The Role of Venture Capital, Global Trends and Issues from a Nordic Perspective
Venture capital is not a panacea for higher growth and increased economic dynamism. But it is becoming increasingly important for many countries around the world, alongside other forms of funding for start-ups and early-stage business expansion and in the presence of appropriate conditions for restructuring, technology development, diffusion and entrepreneurship. Yet a number of factors are holding back venture capital’s economic contribution. It is up to individual countries to identify their own problem areas and ways forward, and here ample opportunities exist to learn from the experiences of others. Most lessons have so far tended to derive from the US experience, but in this new report IKED has taken stock of developments in the Nordic countries, notably Sweden and Denmark. The report combines observations of international patterns and trends in investment behaviour with assessments of the Nordic experience, highlighting specific areas where lessons can be learned.
Turning new technology and knowledge into commercial achievements is a cumbersome and risky task. Though national venture capital markets differ widely in terms of their characteristics and performance, they are becoming more responsive to the specific demands of national and regional industrial structures. Up to now, the US venture capital industry has been studied most extensively and efforts often aim to replicate this model elsewhere. Yet Sweden and Denmark are both ranked among the strongest in the world in terms of innovation and the knowledge-based economy. Both countries’ venture capital markets have expanded strongly in recent years and are now mature and dynamic.
Based on global trends and a comparative assessment of Nordic venture capital markets, the report concludes that more should be done to enable diversified flows of international and cross-border investments in different countries. The public sector has an important role to play in the early stages of enterprise formation and technology commercialisation, and must take steps to cherish the development of more mature venture capital markets. However, governments must act on market conditions and arrange for socially motivated risk reduction without crowding out private initiatives if they are successfully to promote public investment strategies. Further, governments often play a counter-productive role through a range of factors affecting entrepreneurship and industrial renewal. Reforms are needed to encourage a bottom-up spirit of renewal.
For the Nordic countries specifically, the report examines the surge in Sweden’s private equity market, which was one of the most expansive in the world in the 1990s and showed remarkable resilience post-2001. In Denmark, the public sector has boosted its seed activity and higher investment has been allocated to innovative, early-stage companies. Both Sweden and Denmark should, for example, dismantle restrictions on institutional investors and reduce taxes on capital gains to encourage investment by business angels and entrepreneurs. In a cross-border context, the Öresund region provides an example of transnational processes being hampered by the weakness of seed capital in southern Sweden, of exit markets in Denmark and of effective mechanisms for cross-border investor and entrepreneur networks.
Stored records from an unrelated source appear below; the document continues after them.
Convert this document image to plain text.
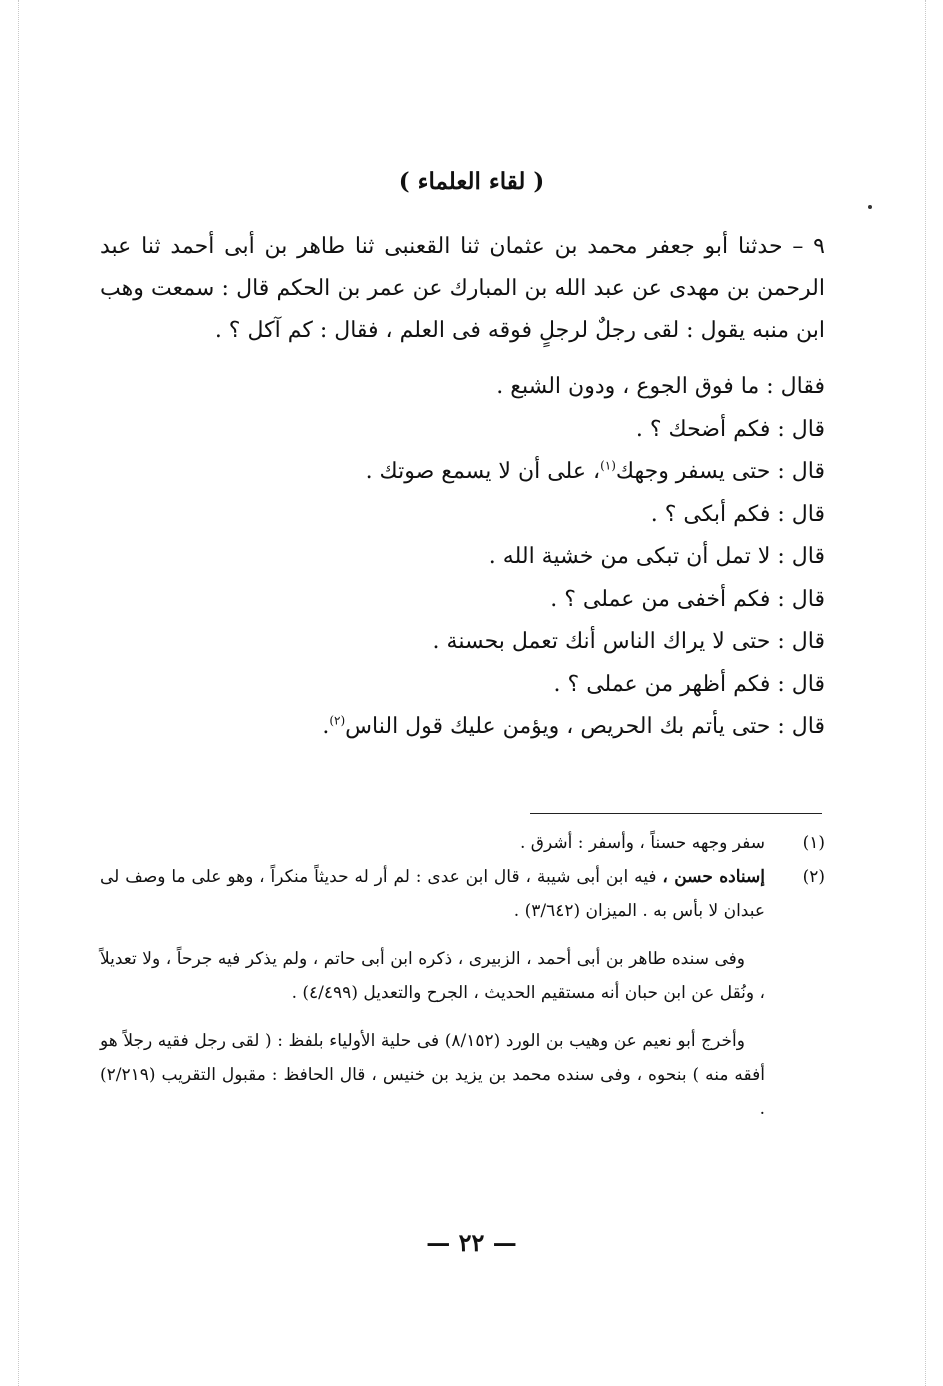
( لقاء العلماء )

٩ – حدثنا أبو جعفر محمد بن عثمان ثنا القعنبى ثنا طاهر بن أبى أحمد ثنا عبد الرحمن بن مهدى عن عبد الله بن المبارك عن عمر بن الحكم قال : سمعت وهب ابن منبه يقول : لقى رجلٌ لرجلٍ فوقه فى العلم ، فقال : كم آكل ؟ .

فقال : ما فوق الجوع ، ودون الشبع .
قال : فكم أضحك ؟ .
قال : حتى يسفر وجهك$^{(١)}$، على أن لا يسمع صوتك .
قال : فكم أبكى ؟ .
قال : لا تمل أن تبكى من خشية الله .
قال : فكم أخفى من عملى ؟ .
قال : حتى لا يراك الناس أنك تعمل بحسنة .
قال : فكم أظهر من عملى ؟ .
قال : حتى يأتم بك الحريص ، ويؤمن عليك قول الناس$^{(٢)}$.
(١)
سفر وجهه حسناً ، وأسفر : أشرق .
(٢)
إسناده حسن ، فيه ابن أبى شيبة ، قال ابن عدى : لم أر له حديثاً منكراً ، وهو على ما وصف لى عبدان لا بأس به . الميزان (٣/٦٤٢) .
وفى سنده طاهر بن أبى أحمد ، الزبيرى ، ذكره ابن أبى حاتم ، ولم يذكر فيه جرحاً ، ولا تعديلاً ، ونُقل عن ابن حبان أنه مستقيم الحديث ، الجرح والتعديل (٤/٤٩٩) .
وأخرج أبو نعيم عن وهيب بن الورد (٨/١٥٢) فى حلية الأولياء بلفظ : ( لقى رجل فقيه رجلاً هو أفقه منه ) بنحوه ، وفى سنده محمد بن يزيد بن خنيس ، قال الحافظ : مقبول التقريب (٢/٢١٩) .
— ٢٢ —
The report adds to existing studies on venture capital in at least four ways. First, it views the venture capital industry from a global perspective and examines and compares market trends and policies over a number of years. Second, it emphasises the unique role of venture capital as connected to other players that are greatly relevant to innovation, including entrepreneurs, and underlines the role of policy initiatives to ensure a healthy interaction in this respect. Third, it critically reviews the role of public intervention and the public sector’s way of handling risk when fostering technological development. Last, it looks in some depth at both good and flawed policy practices from the Nordic countries – whose experiences are rooted in great strengths with regard to innovation as well as rapidly evolving venture capital markets – and highlights current policy issues which may also be of more generic interest.